Bugün yaşadığımız çağda, özellikle içinde bulunduğumuz coğrafyada, “susmak” ne yazık ki giderek yaygınlaşan bir davranış biçimi haline geldi. Oysa susmak, beraberinde alışmayı getirir; alışmak ise zamanla korkuyu doğurur.

Tarih bize gösteriyor ki, iktidarlar sessiz, itaatkâr ve korkak toplulukları yönetmekte daha kolaydır. Bu yüzden halkın sesi yükselmeye başladığında ya baskı artar ya da dikkat başka yönlere çekilir. Eski Roma’da bu, “ekmek ve gladyatörler” politikasıyla sağlanıyordu; halk fakirliğini unutacak, eğlenceyle oyalacak, böylece gerçek sorunlar gözden kaçırılacaktı.

Bugün ise farklı araçlar kullanılıyor. Dinin, inancın, milliyetçiliğin, bayrağın, vatanın kutsallığı argümanları bir yandan toplumu bir arada tutmak için kullanılırken, diğer yandan da dikkatler gerçek meselelerden uzaklaştırılıyor. İnsanların en çok araştırdığı haberlerin yardım ve destek haberleri olması, aslında toplumun derin bir çaresizlik içinde olduğunu, sesini duyurmakta zorlandığını gösteriyor.

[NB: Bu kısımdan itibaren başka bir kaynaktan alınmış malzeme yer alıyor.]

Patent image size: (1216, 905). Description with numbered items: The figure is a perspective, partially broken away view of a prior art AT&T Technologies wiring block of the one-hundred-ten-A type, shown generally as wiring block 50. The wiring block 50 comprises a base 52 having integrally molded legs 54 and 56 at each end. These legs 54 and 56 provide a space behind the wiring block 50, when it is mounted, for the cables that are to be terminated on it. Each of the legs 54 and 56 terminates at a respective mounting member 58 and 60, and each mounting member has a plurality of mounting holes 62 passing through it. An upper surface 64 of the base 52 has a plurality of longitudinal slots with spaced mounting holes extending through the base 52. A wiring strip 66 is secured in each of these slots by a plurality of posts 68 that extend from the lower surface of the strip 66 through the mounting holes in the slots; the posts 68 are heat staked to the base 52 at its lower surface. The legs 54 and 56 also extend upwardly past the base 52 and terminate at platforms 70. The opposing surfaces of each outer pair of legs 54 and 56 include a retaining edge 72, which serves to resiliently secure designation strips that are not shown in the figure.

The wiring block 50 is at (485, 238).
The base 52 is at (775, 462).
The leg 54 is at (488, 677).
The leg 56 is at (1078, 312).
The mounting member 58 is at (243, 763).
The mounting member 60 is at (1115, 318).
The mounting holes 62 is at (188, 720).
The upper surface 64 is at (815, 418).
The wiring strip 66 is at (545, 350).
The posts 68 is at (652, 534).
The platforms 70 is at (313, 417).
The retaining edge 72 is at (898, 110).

Susturulmaya, yönetilmeye çalışılan bir toplum, kendi kaderine yabancılaşır. Kendi sorunlarını konuşamaz, sorgulayamaz hale gelir. Bu sessizlik ise iktidarların işini kolaylaştırır. Çünkü alışmış, korkmuş bir toplumu kontrol etmek her zaman daha basittir.

Peki çözüm ne?

Öncelikle susmamak. Korkmamak. Ve en önemlisi, alışmamak. Evet, alışmamak… Çünkü alışmak, değişimi engelleyen en büyük zincirdir. Toplumların uyanması, sesini yükseltmesi, gerçekleri konuşması ve eleştirel düşünmesi gerekir.

Unutmayalım ki tarih, susanların değil, sesini duyuranların hafızasında yaşar. Sessizlik sadece karanlığı büyütür.